Array Biopharma (NASDAQ: [[ticker:ARRY]]): Array is one of the companies that had some data to tout at the ASCO meeting, but clearly got overshadowed. The Boulder, CO-based company reported that selumetinib, its drug for specifically inhibiting a target called MEK, was able to keep tumors from spreading a median time of 15.9 weeks for patients with a rare malignancy called uveal melanoma—a rare type of skin cancer that invades the eye. That result compared with 7 weeks for those on chemotherapy. The results—billed as the first benefits for patients with advanced uveal melanoma—are enough for Array’s partner, AstraZeneca, to move into the third and final phase of clinical trials normally required for FDA approval.

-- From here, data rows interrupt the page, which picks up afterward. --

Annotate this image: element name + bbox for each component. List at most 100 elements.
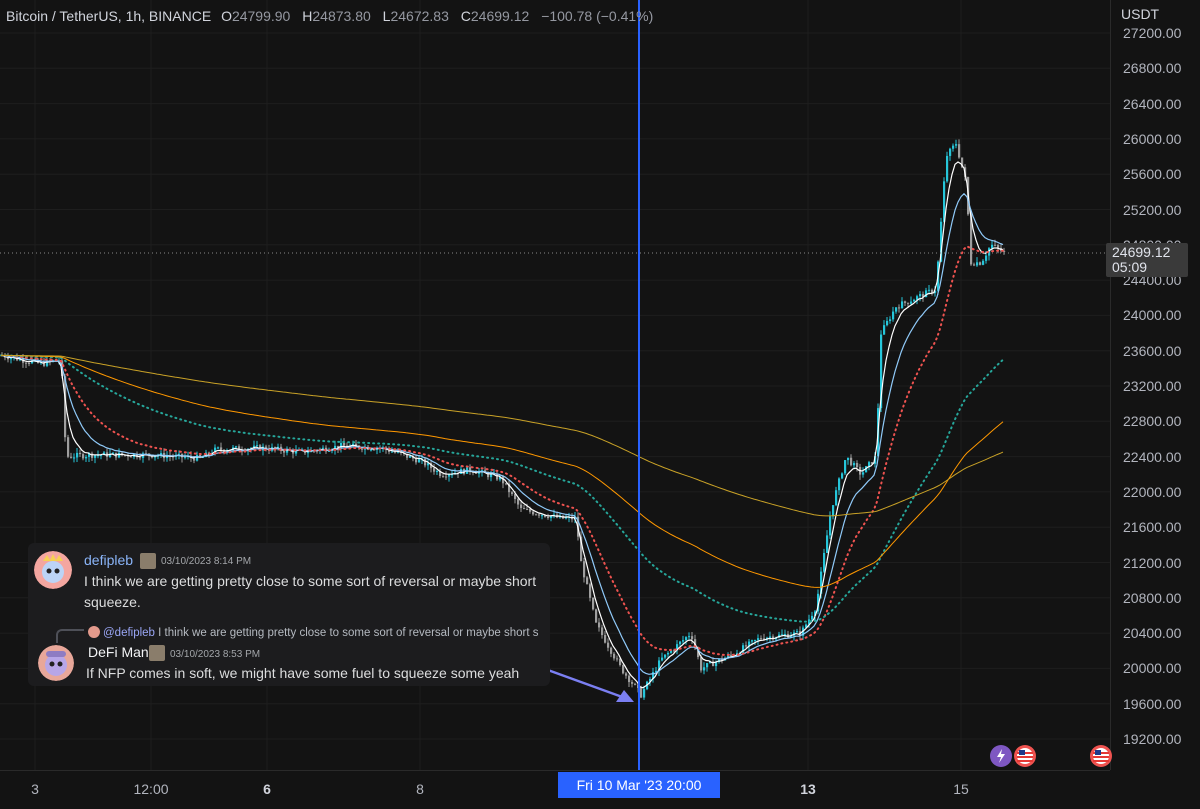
time-scale[interactable]: 3 12:00 6 8 13 15 <box>0 770 1110 809</box>
price-tick-label: 20000.00 <box>1123 660 1182 677</box>
price-tick-label: 25600.00 <box>1123 166 1182 183</box>
candle-body <box>907 302 910 304</box>
candle-body <box>661 657 664 661</box>
ema-dotted-teal-line <box>0 354 1004 623</box>
low-value: 24672.83 <box>390 8 449 24</box>
candle-body <box>448 474 451 477</box>
high-label: H <box>302 8 313 24</box>
candle-body <box>121 452 124 455</box>
candle-body <box>829 516 832 536</box>
candle-body <box>772 636 775 640</box>
candle-body <box>283 450 286 453</box>
lightning-icon[interactable] <box>990 745 1012 767</box>
candle-body <box>193 458 196 461</box>
price-tick-label: 26800.00 <box>1123 60 1182 77</box>
candle-body <box>523 508 526 510</box>
price-tick-label: 25200.00 <box>1123 201 1182 218</box>
candle-body <box>178 453 181 455</box>
candle-body <box>841 473 844 479</box>
candle-body <box>439 471 442 477</box>
us-flag-icon[interactable] <box>1014 745 1036 767</box>
candle-body <box>904 301 907 303</box>
candle-body <box>139 457 142 459</box>
candle-body <box>418 459 421 463</box>
candle-body <box>337 445 340 449</box>
candle-body <box>745 645 748 647</box>
last-price-marker: 24699.12 05:09 <box>1106 243 1188 277</box>
candle-body <box>214 447 217 454</box>
candle-body <box>700 657 703 671</box>
price-scale[interactable]: USDT 27200.00 26800.00 26400.00 26000.00 256… <box>1110 0 1200 770</box>
candle-body <box>586 577 589 585</box>
candle-body <box>196 455 199 461</box>
candle-body <box>952 145 955 149</box>
candle-body <box>781 634 784 636</box>
candle-body <box>631 682 634 684</box>
us-flag-icon[interactable] <box>1090 745 1112 767</box>
message-text: If NFP comes in soft, we might have some… <box>86 665 520 681</box>
candle-body <box>76 452 79 458</box>
username[interactable]: defipleb <box>84 552 134 568</box>
price-tick-label: 26400.00 <box>1123 95 1182 112</box>
candle-body <box>130 456 133 458</box>
candle-body <box>112 452 115 454</box>
candle-body <box>688 636 691 638</box>
candle-body <box>118 452 121 458</box>
candle-body <box>520 504 523 509</box>
candle-body <box>499 476 502 480</box>
candle-body <box>697 647 700 658</box>
symbol-title[interactable]: Bitcoin / TetherUS, 1h, BINANCE <box>6 8 212 24</box>
candle-body <box>31 360 34 364</box>
candle-body <box>478 471 481 474</box>
candle-body <box>70 456 73 458</box>
candle-body <box>922 294 925 298</box>
open-label: O <box>221 8 232 24</box>
candle-body <box>217 447 220 449</box>
candle-body <box>529 509 532 512</box>
price-tick-label: 20800.00 <box>1123 589 1182 606</box>
candle-body <box>949 148 952 156</box>
candle-body <box>748 641 751 647</box>
candle-body <box>394 451 397 453</box>
candle-body <box>85 456 88 459</box>
message-line: I think we are getting pretty close to s… <box>84 573 537 589</box>
candle-body <box>712 661 715 667</box>
candle-body <box>550 516 553 519</box>
candle-body <box>727 654 730 658</box>
candle-body <box>721 658 724 661</box>
candle-body <box>889 319 892 321</box>
candle-body <box>886 320 889 326</box>
price-tick-label: 23200.00 <box>1123 378 1182 394</box>
candle-body <box>88 453 91 457</box>
candle-body <box>676 644 679 651</box>
candle-body <box>202 457 205 459</box>
candle-body <box>505 483 508 485</box>
candle-body <box>751 640 754 642</box>
candle-body <box>94 455 97 458</box>
avatar[interactable] <box>34 551 72 589</box>
candle-body <box>853 463 856 466</box>
price-tick-label: 23600.00 <box>1123 342 1182 359</box>
candle-body <box>103 452 106 456</box>
currency-label: USDT <box>1121 6 1160 22</box>
candle-body <box>826 535 829 553</box>
reply-preview[interactable]: @defipleb I think we are getting pretty … <box>88 626 550 639</box>
candle-body <box>166 455 169 459</box>
candle-body <box>43 362 46 366</box>
candle-body <box>961 157 964 168</box>
candle-body <box>10 357 13 360</box>
candle-body <box>634 683 637 685</box>
candle-body <box>409 455 412 458</box>
candle-body <box>931 289 934 293</box>
candle-body <box>958 144 961 158</box>
candle-body <box>847 457 850 461</box>
candle-body <box>673 650 676 652</box>
candle-body <box>928 289 931 291</box>
avatar[interactable] <box>38 645 74 681</box>
username[interactable]: DeFi Man <box>88 644 149 660</box>
price-tick-label: 27200.00 <box>1123 25 1182 41</box>
candle-body <box>25 362 28 364</box>
price-tick-label: 24000.00 <box>1123 307 1182 324</box>
avatar <box>88 626 100 638</box>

Array has another MEK inhibitor it is developing in a partnership with Novartis, and analysts said they were encouraged not just by the Array results, but the fact that a competing MEK drug from GlaxoSmithKline won FDA approval before ASCO as a first-in-class molecule.

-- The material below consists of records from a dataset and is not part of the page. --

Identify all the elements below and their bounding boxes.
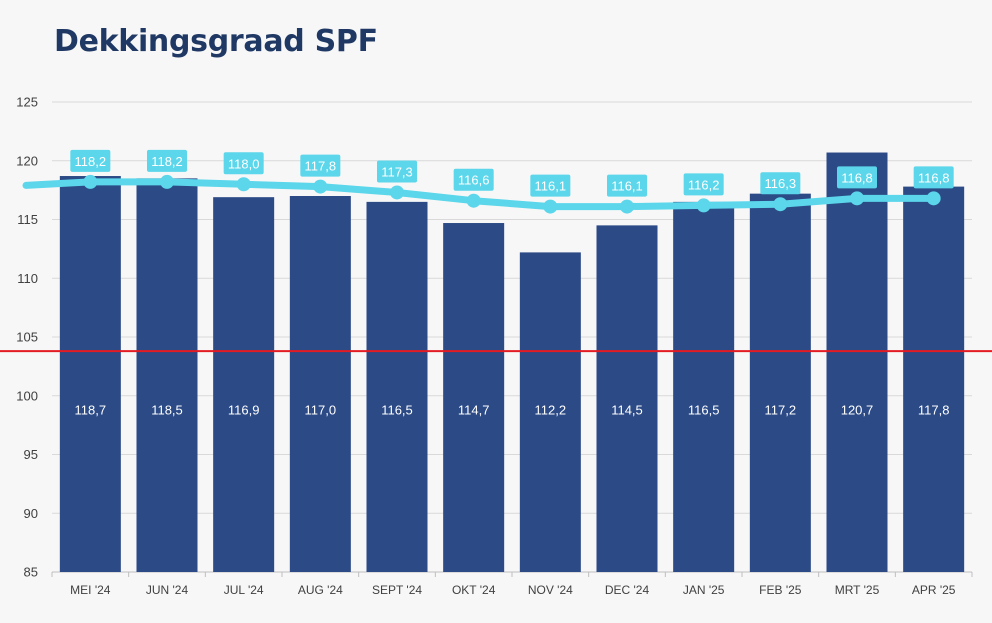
line-point [83,174,98,189]
y-tick-label: 90 [24,506,38,521]
bar-value-label: 114,7 [458,403,490,418]
x-tick-label: FEB '25 [759,583,802,597]
line-value-label: 118,0 [228,156,260,171]
line-value-label: 116,2 [688,177,720,192]
y-tick-label: 120 [16,153,38,168]
line-point [696,198,711,213]
line-point [236,177,251,192]
y-tick-label: 115 [17,212,38,227]
line-point [773,197,788,212]
bar [289,196,351,572]
line-point [466,193,481,208]
bar-value-label: 118,7 [75,403,107,418]
line-label-box [683,173,724,196]
line-value-label: 116,8 [918,170,950,185]
bar [213,197,275,573]
bar-value-label: 112,2 [535,403,567,418]
x-tick-label: JUL '24 [224,583,264,597]
bar [136,178,198,572]
line-point [543,199,558,214]
bar [749,193,811,572]
bar-value-label: 118,5 [151,403,183,418]
bar [903,186,965,572]
line-value-label: 118,2 [151,154,183,169]
bar [443,223,505,572]
x-tick-label: JUN '24 [146,583,189,597]
bar-value-label: 117,0 [305,403,337,418]
bar-value-label: 120,7 [841,403,874,418]
line-label-box [377,160,417,183]
y-tick-label: 105 [16,330,38,345]
x-tick-label: MEI '24 [70,583,111,597]
x-tick-label: SEPT '24 [372,583,422,597]
line-label-box [453,168,494,191]
line-value-label: 118,2 [75,154,107,169]
line-point [850,191,864,206]
bar-value-label: 116,5 [381,403,413,418]
x-tick-label: MRT '25 [835,583,880,597]
x-tick-label: OKT '24 [452,583,496,597]
line-value-label: 116,1 [535,179,567,194]
y-tick-label: 125 [16,95,38,110]
line-label-box [300,154,341,177]
x-tick-label: AUG '24 [298,583,343,597]
bar [673,201,735,572]
line-label-box [70,149,111,172]
line-point [390,185,404,200]
bar-value-label: 114,5 [611,403,643,418]
bar-value-label: 117,2 [765,403,797,418]
bar-value-label: 116,5 [688,403,720,418]
x-tick-label: NOV '24 [528,583,573,597]
bar [826,152,888,572]
line-label-box [607,174,647,197]
y-tick-label: 100 [16,388,38,403]
bar-value-label: 117,8 [918,403,950,418]
line-point [926,191,941,206]
y-tick-label: 85 [24,565,38,580]
line-value-label: 116,3 [765,176,797,191]
line-value-label: 116,8 [841,170,873,185]
bar [519,252,581,572]
bar [366,201,428,572]
y-tick-label: 95 [24,447,38,462]
x-tick-label: DEC '24 [605,583,650,597]
line-label-box [223,152,264,175]
line-point [620,199,634,214]
line-value-label: 116,1 [611,179,643,194]
line-value-label: 117,3 [381,164,413,179]
line-value-label: 116,6 [458,173,490,188]
x-tick-label: APR '25 [912,583,956,597]
line-label-box [760,172,801,195]
line-point [160,174,174,189]
line-value-label: 117,8 [305,159,337,174]
line-label-box [147,149,187,172]
line-label-box [913,166,954,189]
x-tick-label: JAN '25 [683,583,725,597]
chart-title: Dekkingsgraad SPF [54,24,378,59]
y-tick-label: 110 [17,271,38,286]
bar-value-label: 116,9 [228,403,260,418]
line-label-box [530,174,571,197]
bar [596,225,658,572]
bar [59,176,121,572]
line-point [313,179,328,194]
line-label-box [837,166,877,189]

“With planned multiple Phase 3 initiations from ARRY’s partnered two MEK programs (e.g., selumetinib with AstraZeneca and MEK-162 with Novartis) in 2013, we view progress in partnered programs will likely drive valuation upside,” said Eun Yang, an analyst with Jefferies & Co., in a note to clients on June 2.
Array, however, showed that it’s hungry for more investor cash to get through those next steps, which cast a bit of a damper on its stock. The company said it filed paperwork with regulators to borrow up to $100 million, in a debt offering that could be converted into stock. Array shares fell 8 percent Tuesday.
Texas
Castle Biosciences, a Friendswood, TX-based diagnostics company, presented data at ASCO from a test called DecisionDx-Melanoma that looks at how 31 different genes are expressed in Stage I and Stage II melanoma patients, in an effort to predict whether they have the kind of disease that’s likely to spread later to other organs. Researchers looked at tumor biopsy samples, classified them as either high-risk (Class 2) or low-risk (Class 1), and then looked at 5-year follow-up records from the patients. The study found that the patients classified as high-risk ended up having a 72 percent chance of having their tumors spread. While some newer diagnostic tests are designed to cut back on overly aggressive treatment, this is a result that suggests physicians and patients might want to get more aggressive with melanoma patients who previously might have gotten the wait-and-see approach.
“This suggests non-metastatic Class 2 patients are at a very high risk and should be considered for aggressive surveillance and therapeutic interventions that are routinely given to Stage III patients,” Pedram Gerami, an associate professor of dermatology at Northwestern University, and a study co-author, said in a Castle statement.